In recent years, this approach has been questioned. RSSB commissioned two research projects (T373 – “Uncertainty in Structure Gauging” and T670 – “Investigation of the accumulative effect of vehicle tolerances on gauging”, which specifically investigated the potential of “uncertainty analysis” as a means to aggregate tolerances and allowances in a statistically valid manner. The process of uncertainty analysis considers how individual tolerances many vary, and how they are aggregated as part of a system. Some parameters affect the swept envelope of a vehicle directly; others act to change the dynamic behaviour of the vehicle, with a different effect on its swept envelope. If we consider each parameter, and there may be many, we can look at the probability distribution of its likely magnitude. Some may linearly relate to component life (for example radial wheel wear), others may relate to a ‘normal’ distribution (for example build tolerances). Others may possess unique distributions (such as the movement generated from track irregularities). There is no simple way of evaluating the statistical aggregation of such a diverse range of parameters, particularly when some affect the system directly and others affect it indirectly.
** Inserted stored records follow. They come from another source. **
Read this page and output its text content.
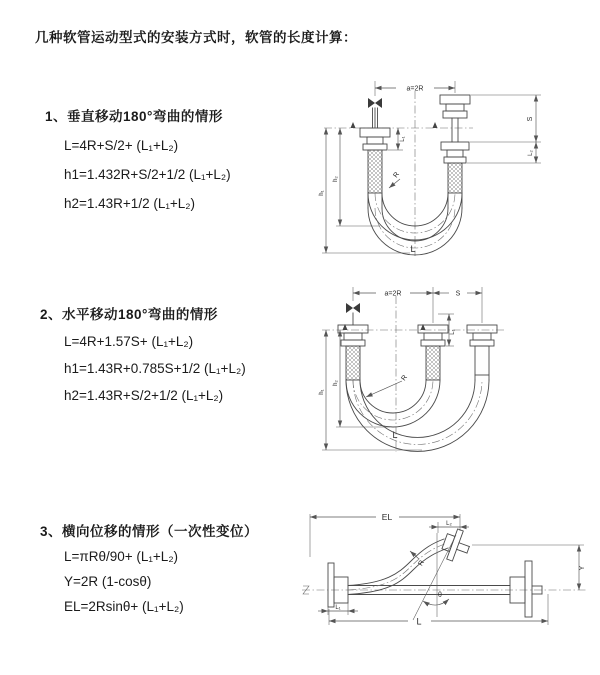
几种软管运动型式的安装方式时，软管的长度计算：
1、垂直移动180°弯曲的情形
L=4R+S/2+ (L₁+L₂)
h1=1.432R+S/2+1/2 (L₁+L₂)
h2=1.43R+1/2 (L₁+L₂)
2、水平移动180°弯曲的情形
L=4R+1.57S+ (L₁+L₂)
h1=1.43R+0.785S+1/2 (L₁+L₂)
h2=1.43R+S/2+1/2 (L₁+L₂)
3、横向位移的情形（一次性变位）
L=πRθ/90+ (L₁+L₂)
Y=2R (1-cosθ)
EL=2Rsinθ+ (L₁+L₂)
a=2R
h₁
h₂
L₁
S
L₂
R
L
a=2R	S
h₁
h₂
L₁
R
L
EL
L₂
Y
θ
R
L₁
L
Greater understanding of railway gauging
As part of an academic exercise, the author constructed a sophisticated gauge modelling platform based upon best practice in modelling the various component subsystems that comprise the gauging system. These included models for structure, track, rail, wheel, bogie and body with new models developed for pantographs and the overhead line electrification (OLE) system. Rather than use a conventional ‘rule’ based approach to gauging, the platform is intrinsically linked to a ‘Monte Carlo’ event generator which can generate ‘events’ where all tolerances are within their prescribed bounds, and which occur within their own probability distribution. Coupled with rapid calculation of clearances it is possible, for example, to undertake 10,000 or more simulations and quickly generate a composite probability distribution of the resultant clearances that would occur over this representative lifetime.
For example, the results of such a simulation for Liverpool Street Platform 12 indicate that although tight, only extreme events would lead to a foul clearance developing. By managing such extreme events, there would be no need to reach for the angle grinder and remove another section of the passenger / train interface.
The ‘academic exercise’ has now been developed into a more robust software system, known as PhX rail™, which is accredited by Network Rail. It is in regular use providing a much greater understanding of railway gauging, and releasing a further tranche of space in our infrastructure that is reducing the cost of electrification and new train introduction or cascade.